Rationing Māori Life and Well-Being - Who Decides and How?

Associate Professor Krushil Watene - IIRC20
Thursday, November 19, 2020
Aotearoa New Zealand has to date avoided the extreme consequences of COVID-19, which internationally has uncovered how health systems and societies differentially value people and groups. However inequality exists in NZ and many of these values and mechanisms still operate not only within our society and but also within our health system. We will investigate, expose and discuss the ethics of rationing health care in a racialised society - critiquing the use of prioritisation tools in medicine about who gets access to technology like ventilators and ICU.
 
By doing so it will highlight the health inequities that already exist but which would be exacerbated by COVID-19, and bring into the light issues of relevance to government, health professionals, researchers and communities across Aotearoa.
 
Ideas about fairness pervade our lives and shape the society in which we live. One prominent view is that society is a collection of individuals working together for mutual advantage. On this view, the value of our lives is largely determined by how useful we are.

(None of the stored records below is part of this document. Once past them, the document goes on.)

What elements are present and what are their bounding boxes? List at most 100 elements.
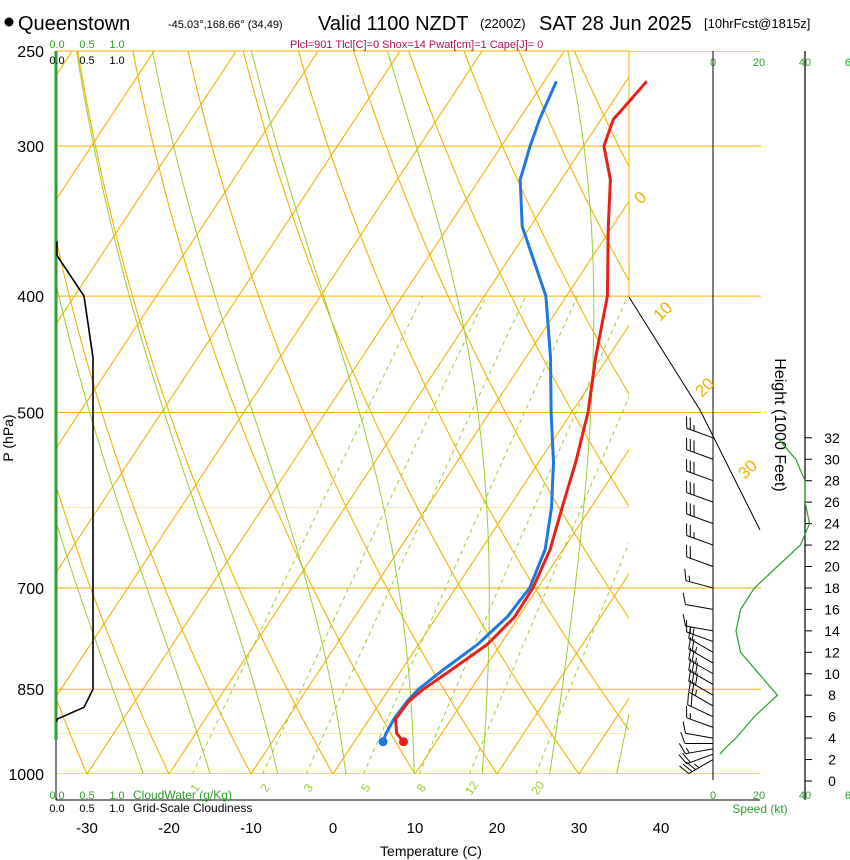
dry-adiabat-30 bbox=[242, 51, 580, 774]
dry-adiabat--30 bbox=[56, 696, 88, 774]
isotherm--20 bbox=[168, 76, 629, 774]
wind-panel-isobars bbox=[629, 51, 761, 774]
valid-utc: (2200Z) bbox=[480, 16, 526, 31]
speed-axis-labels: 0 0 20 20 40 40 60 60 bbox=[710, 51, 850, 802]
dry-adiabat-10 bbox=[132, 51, 416, 774]
pressure-label-400: 400 bbox=[17, 289, 44, 306]
wind-barb bbox=[682, 721, 714, 739]
mixing-ratio-8 bbox=[418, 295, 629, 774]
dry-adiabat-40 bbox=[297, 51, 629, 732]
dry-adiabat-20 bbox=[187, 51, 498, 774]
wind-barb-flag bbox=[682, 721, 686, 734]
wind-barb-staff bbox=[688, 759, 714, 774]
wind-barb-flag bbox=[678, 754, 688, 765]
wind-barb-flag bbox=[688, 575, 691, 582]
moist-adiabat-6 bbox=[549, 51, 595, 774]
wind-barb-staff bbox=[685, 580, 714, 589]
mixing-ratio-label-20: 20 bbox=[528, 778, 547, 797]
y-axis-label: P (hPa) bbox=[0, 414, 16, 461]
wind-barb bbox=[687, 692, 714, 718]
wind-barb-flag bbox=[695, 689, 697, 696]
moist-adiabat-label-10: 10 bbox=[649, 298, 676, 325]
forecast-info: [10hrFcst@1815z] bbox=[704, 16, 810, 31]
wind-barb-flag bbox=[695, 646, 697, 654]
wind-barb bbox=[686, 544, 714, 567]
isotherm--70 bbox=[56, 51, 237, 325]
wind-barb-flag bbox=[682, 592, 686, 605]
wind-barb-staff bbox=[686, 556, 714, 567]
dry-adiabat-130 bbox=[783, 30, 850, 800]
wind-barb-staff bbox=[686, 427, 714, 439]
wind-barb bbox=[686, 459, 714, 482]
speed-label-bottom-20: 20 bbox=[753, 790, 765, 802]
wind-barb-staff bbox=[686, 753, 714, 765]
wind-barb-staff bbox=[686, 449, 714, 460]
height-label-24: 24 bbox=[824, 516, 840, 532]
wind-barb bbox=[682, 592, 714, 610]
wind-barb bbox=[686, 502, 714, 525]
moist-adiabat-label-0: 0 bbox=[630, 188, 650, 208]
dry-adiabat-50 bbox=[353, 51, 629, 620]
height-label-14: 14 bbox=[824, 623, 840, 639]
wind-barb-flag bbox=[680, 732, 686, 744]
moist-adiabat-7 bbox=[616, 711, 629, 774]
wind-barb-staff bbox=[688, 691, 714, 707]
height-label-0: 0 bbox=[828, 773, 836, 789]
height-label-32: 32 bbox=[824, 430, 840, 446]
wind-barb-staff bbox=[686, 513, 714, 525]
wind-barb bbox=[686, 705, 714, 728]
temperature-label-20: 20 bbox=[489, 820, 506, 837]
dry-adiabat-110 bbox=[674, 30, 850, 800]
wind-barb-flag bbox=[687, 692, 690, 705]
mixing-ratio-label-3: 3 bbox=[301, 781, 316, 795]
wind-barb-flag bbox=[678, 743, 686, 754]
cloud-water-scale-top-0.0: 0.0 bbox=[49, 39, 64, 51]
wind-barb-staff bbox=[686, 631, 714, 643]
parcel-line bbox=[628, 296, 761, 531]
cloud-water-scale-bottom-0.5: 0.5 bbox=[79, 790, 94, 802]
valid-date: SAT 28 Jun 2025 bbox=[539, 13, 692, 35]
wind-barb bbox=[686, 437, 714, 460]
height-label-20: 20 bbox=[824, 559, 840, 575]
temperature-label--20: -20 bbox=[158, 820, 180, 837]
speed-label-bottom-60: 60 bbox=[845, 790, 850, 802]
moist-adiabat-5 bbox=[386, 51, 490, 774]
station-coords: -45.03°,168.66° (34,49) bbox=[168, 19, 283, 31]
wind-barb-flag bbox=[695, 657, 697, 664]
temperature-line bbox=[393, 80, 648, 743]
dry-adiabat-140 bbox=[838, 30, 850, 800]
wind-barb-staff bbox=[686, 492, 714, 503]
height-label-2: 2 bbox=[828, 752, 836, 768]
dry-adiabat-60 bbox=[408, 51, 629, 508]
dry-adiabat-80 bbox=[518, 51, 629, 283]
pressure-label-300: 300 bbox=[17, 139, 44, 156]
wind-barb-staff bbox=[688, 680, 714, 696]
speed-label-top-20: 20 bbox=[753, 57, 765, 69]
mixing-ratio-1 bbox=[192, 295, 424, 774]
wind-barb-staff bbox=[688, 659, 714, 675]
wind-barb bbox=[686, 416, 714, 439]
mixing-ratio-12 bbox=[469, 395, 629, 774]
wind-barb-staff bbox=[686, 535, 714, 546]
wind-barb-flag bbox=[684, 568, 687, 581]
wind-speed-line bbox=[719, 437, 811, 755]
isobar-lines bbox=[56, 51, 629, 774]
cloud-water-scale-top-0.5: 0.5 bbox=[79, 39, 94, 51]
speed-axis-label: Speed (kt) bbox=[732, 802, 787, 816]
height-axis-label: Height (1000 Feet) bbox=[771, 358, 788, 491]
height-label-18: 18 bbox=[824, 580, 840, 596]
wind-barbs bbox=[678, 416, 714, 774]
temperature-label-30: 30 bbox=[571, 820, 588, 837]
height-label-26: 26 bbox=[824, 494, 840, 510]
height-label-28: 28 bbox=[824, 473, 840, 489]
mixing-ratio-20 bbox=[535, 541, 629, 774]
dry-adiabat-90 bbox=[573, 51, 629, 168]
wind-barb bbox=[678, 753, 714, 765]
wind-barb-staff bbox=[687, 704, 714, 718]
isotherm--60 bbox=[56, 51, 319, 450]
height-label-6: 6 bbox=[828, 709, 836, 725]
mixing-ratio-2 bbox=[262, 295, 487, 774]
isotherm--80 bbox=[56, 51, 155, 201]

Such a view often ignores the full range of ways in which we (individually and collectively) enrich each other’s lives. For instance, such views often ignore the importance of relationships in their own right, the importance of love, and the importance of acknowledging our own needs and vulnerabilities throughout our lives. Critical discussion and reflection about fairness within the context of social justice should be centrally about equity across the full range of well-being and justice dimensions -- not least in the distribution of health. To have these discussions, we need to be honest about the role of history in shaping disadvantage for some and privilege for others. We need to be clear about how we begin to enhance our relationships with each other. We need to be courageous enough to re-imagine our lives together. Most importantly, we need to rethink basic assumptions that we take for granted. Instead, we need theories and policies that provide us with ways of equitably navigating the challenges that we face, rather than those that create or reinforce them.